Pages

Friday, April 22, 2011

100 Words

She stood in a field of wildflowers.
Daisies mostly, but others too.
And decided that not knowing, in
no way detracted from their beauty.
Or how uplifted she felt, her body
following the trajectory of the sun.

Tears welled in her eyes.
Joy held her in an unseen web.
Arms reaching out and up,
her heart so open that the breeze
passed right through her radiant self.

Life gives us these moments
over and over and over again.
But you must get yourself to the field
and let the flowers bloom in your heart.
Welcoming the warmth on your face.


Thursday, April 21, 2011

Near

When we were young, she always had a sixth sense when you were near.  That tingly, hair-raising, heart-beating awareness would always wrap her up with anticipation just before you would make your appearance.  Or perhaps she just had a really keen sense of smell, ferreting out any lingering scent of Export A Gold and those unfiltered pheromones you were always wafting in her direction.

She told me she still senses you.  It's still charged with the hopeful edge that someday (someday) your physical selves will collide long into the wee hours of the morning.  But it is mostly just a sense that you are in the room.  Invisible, but there non-the-less, and aware.


Wednesday, April 20, 2011

Driving in My Car

I paused to think of you today.  Thinking how we've committed to these roles.  Embedded and entwined in situations we're just not sure about.  And these things are always easier to get into than they are to get out.  So much damage in the extraction.  So much drama.  Plays like a bad made for t.v. movie.

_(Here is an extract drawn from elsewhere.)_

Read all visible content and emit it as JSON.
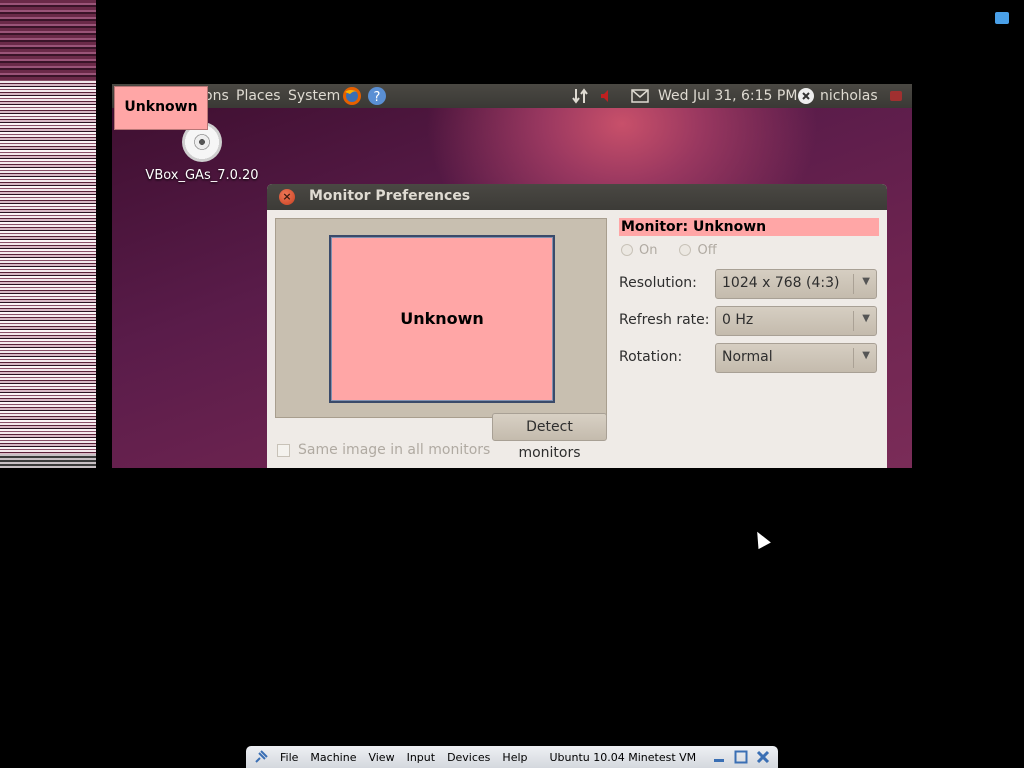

Truth is, I don't really want you that much.  But I do want you some.  Or a lot.

Maybe in an illicit affair.  Like she said we'd done in other lifetimes.  (Do you suppose that is true?)  Torrid, even.  Messy, but not impossible to overcome or undo, should the others find out.   People forgive and forget these kinds of actions all the time, right?

There is something magical about the two of us, that I am at a loss to deny.  Nor want to.